Ligands for the nuclear receptor superfamily have at least two mechanisms of action: (a) classical transcriptional regulation of target genes (genomic mechanisms); and (b) non-genomic actions, which are initiated at the cell membrane, which could also impact transcription. Though transcriptional mechanisms are increasingly well understood, membrane-initiated actions of these ligands are incompletely understood. This has led to considerable debate over the physiological relevance of membrane-initiated actions of hormones versus genomic actions of hormones, with genomic actions predominating in the endocrine field. There is good evidence that the membrane-limited actions of hormones, particularly estrogens, involve the rapid activation of kinases and the release of calcium and that these are linked to physiologically relevant scenarios in the brain. We show evidence in this review, that membrane actions of estrogens, which activate these rapid signaling cascades, can also potentiate nuclear transcription in both the central nervous system and in non-neuronal cell lines. We present a theoretical scenario which can be used to understand this phenomenon. These signaling cascades may occur in parallel or in series but subsequently, converge at the modification of transcriptionally relevant molecules such as nuclear receptors and/or coactivators. In addition, other non-cognate hormones or neurotransmitters may also activate cascades to crosstalk with estrogen receptor-mediated transcription, though the relevance of this is less clear. The idea that coupling between membrane-initiated and genomic actions of hormones is a novel idea in neuroendocrinology and provides us with a unified view of hormone action in the central nervous system.
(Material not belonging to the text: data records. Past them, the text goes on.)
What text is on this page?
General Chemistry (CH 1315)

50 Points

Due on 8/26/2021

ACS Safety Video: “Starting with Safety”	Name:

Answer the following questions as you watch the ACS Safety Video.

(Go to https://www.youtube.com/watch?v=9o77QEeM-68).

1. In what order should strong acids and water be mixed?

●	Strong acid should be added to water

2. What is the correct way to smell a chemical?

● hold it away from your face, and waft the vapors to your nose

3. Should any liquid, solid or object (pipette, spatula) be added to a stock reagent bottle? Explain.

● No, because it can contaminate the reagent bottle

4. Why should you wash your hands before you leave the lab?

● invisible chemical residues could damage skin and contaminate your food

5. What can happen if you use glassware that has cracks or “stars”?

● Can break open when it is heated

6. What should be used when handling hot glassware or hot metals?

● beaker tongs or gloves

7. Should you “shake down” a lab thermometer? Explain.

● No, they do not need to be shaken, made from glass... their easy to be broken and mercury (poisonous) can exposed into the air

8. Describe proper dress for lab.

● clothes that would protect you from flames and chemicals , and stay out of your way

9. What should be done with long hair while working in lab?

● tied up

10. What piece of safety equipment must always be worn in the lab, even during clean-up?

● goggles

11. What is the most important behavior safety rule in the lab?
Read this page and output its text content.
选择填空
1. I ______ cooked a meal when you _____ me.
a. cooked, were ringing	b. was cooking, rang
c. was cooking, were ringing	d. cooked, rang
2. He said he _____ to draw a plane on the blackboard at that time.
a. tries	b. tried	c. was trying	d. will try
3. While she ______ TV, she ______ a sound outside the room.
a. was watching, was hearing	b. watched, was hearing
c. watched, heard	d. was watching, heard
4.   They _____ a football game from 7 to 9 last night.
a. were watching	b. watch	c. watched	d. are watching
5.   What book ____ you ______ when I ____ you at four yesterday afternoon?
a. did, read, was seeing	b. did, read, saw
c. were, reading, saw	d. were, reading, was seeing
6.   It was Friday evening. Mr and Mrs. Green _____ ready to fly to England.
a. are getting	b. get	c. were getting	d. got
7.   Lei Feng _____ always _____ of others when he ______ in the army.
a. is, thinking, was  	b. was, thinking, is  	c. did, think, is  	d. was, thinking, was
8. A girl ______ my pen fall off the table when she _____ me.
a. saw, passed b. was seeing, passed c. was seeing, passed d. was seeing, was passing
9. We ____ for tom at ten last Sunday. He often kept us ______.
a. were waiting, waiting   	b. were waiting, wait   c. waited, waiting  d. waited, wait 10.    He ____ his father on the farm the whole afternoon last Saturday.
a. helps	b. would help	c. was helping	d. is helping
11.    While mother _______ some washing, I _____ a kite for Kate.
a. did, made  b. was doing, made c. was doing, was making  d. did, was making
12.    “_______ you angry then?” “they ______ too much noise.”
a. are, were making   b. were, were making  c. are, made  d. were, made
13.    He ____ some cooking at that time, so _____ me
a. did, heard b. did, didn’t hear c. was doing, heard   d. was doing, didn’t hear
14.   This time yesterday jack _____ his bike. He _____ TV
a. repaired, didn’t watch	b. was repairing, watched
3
Membrane-initiated non-genomic signaling by estrogens in the hypothalamus: cross-talk with glucocorticoids with implications for behavior

The estrogen receptor and glucocorticoid receptor are members of the nuclear receptor superfamily that can signal using both non-genomic and genomic transcriptional modes. Though genomic modes of signaling have been well characterized and several behaviors attributed to this signaling mechanism, the physiological significance of non-genomic modes of signaling has not been well understood. This has partly been due to the controversy regarding the identity of the membrane ER (mER) or membrane GR (mGR) that may mediate rapid, non-genomic signaling and the downstream signaling cascades that may result as a consequence of steroid ligands binding the mER or the mGR. Both estrogens and glucocorticoids exert a number of actions on the hypothalamus, including feedback. This review focuses on the various candidates for the mER or mGR in the hypothalamus and the contribution of non-genomic signaling to classical hypothalamically driven behaviors and changes in neuronal morphology. It also attempts to categorize some of the possible functions of non-genomic signaling at both the cellular level and at the organismal level that are relevant for behavior, including some behaviors that are regulated by both estrogens and glucocorticoids in a potentially synergistic manner. Lastly, it attempts to show that steroid signaling via non-genomic modes may provide the organism with rapid behavioral responses to stimuli.